The rise of Islamophobia and anti-Arab sentiment after Sept. 11, 2001 have generated comparisons between the hate that Arabs and blacks face.
After the shooting of Alton Sterling and Filando Castile, Take On Hate organized a meeting between black, Arab and Muslim activists to explore ideas to increase political solidarity across communities.
Jermaine Carey of the Muslim Center Detroit urged sincerity in compassion.
“The hashtag is cool, but every two months it fades away until someone else is murdered,” he said.
Carey said Arab Americans started feeling the heat of bigotry after 9/11, but African Americans have been experiencing racism for the past 500 years.
Professor Howell said political solidarity between the two communities goes back to the 1920’s when early Arab immigrants saw an opportunity in working with African Americans to rid their homelands of colonialism.
That sense of allyship lingered on for some individuals and organizations, according to Howell.
“But how do you take all that important work that people are doing and have it change attitudes of people who don’t have access to that work,” she said.
The Arab American Civil Rights League (ACRL) holds a yearly joint event with the NAACP to honor judges who safeguard civil rights.

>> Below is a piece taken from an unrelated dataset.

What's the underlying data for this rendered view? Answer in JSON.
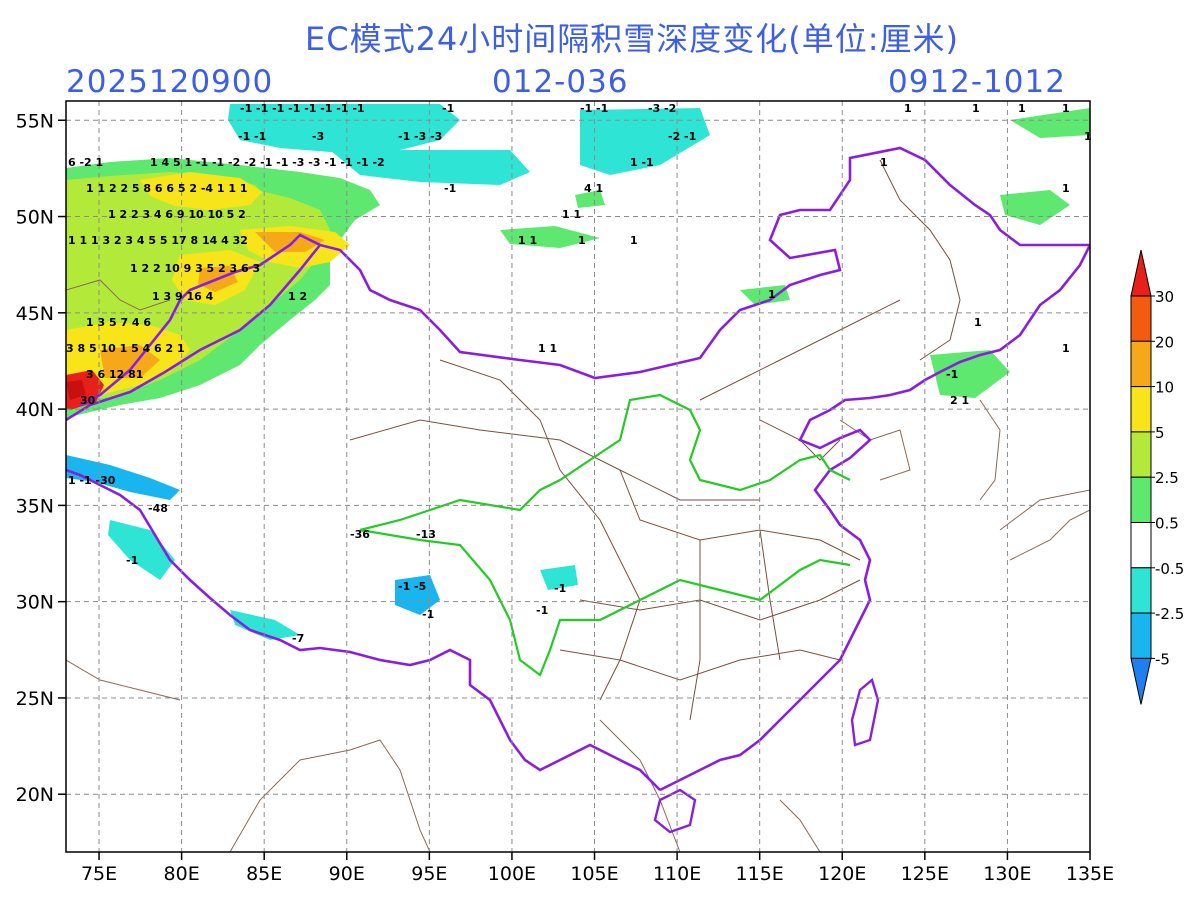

Rev. Wendell Anthony, the president of the Detroit branch of the NAAC, also sits on the ACRL board.
ACRL Chairman Nasser Beydoun said building personal and professional rapport between Arab and African American leaders helps dispel misconceptions and prevent tensions from rising.
Beydoun, who was the head of the Arab American Chamber of Commerce, said despite remaining challenges, tensions between Arabs and blacks in Detroit have decreased drastically over the past 15 years.
“A lot of it has to do with educating our community in doing business in the African American community, and how to treat their customers,” he said.
Beydoun said activists have been encouraging business owners to hire people from the neighborhoods where they operate, treat customers with respect and give back to local organizations in the city.
Beydoun said African Americans have always been at the forefront of the civil rights battle, adding that Arabs and Muslims should learn from the black struggle and form partnerships to strengthen their position.
“What we see happening to us today has happened to the African American community — and it continues to happen to the African American community,” he said. “We don’t have the numbers to fight this battle on our own, so we have to form bonds with all communities of color.”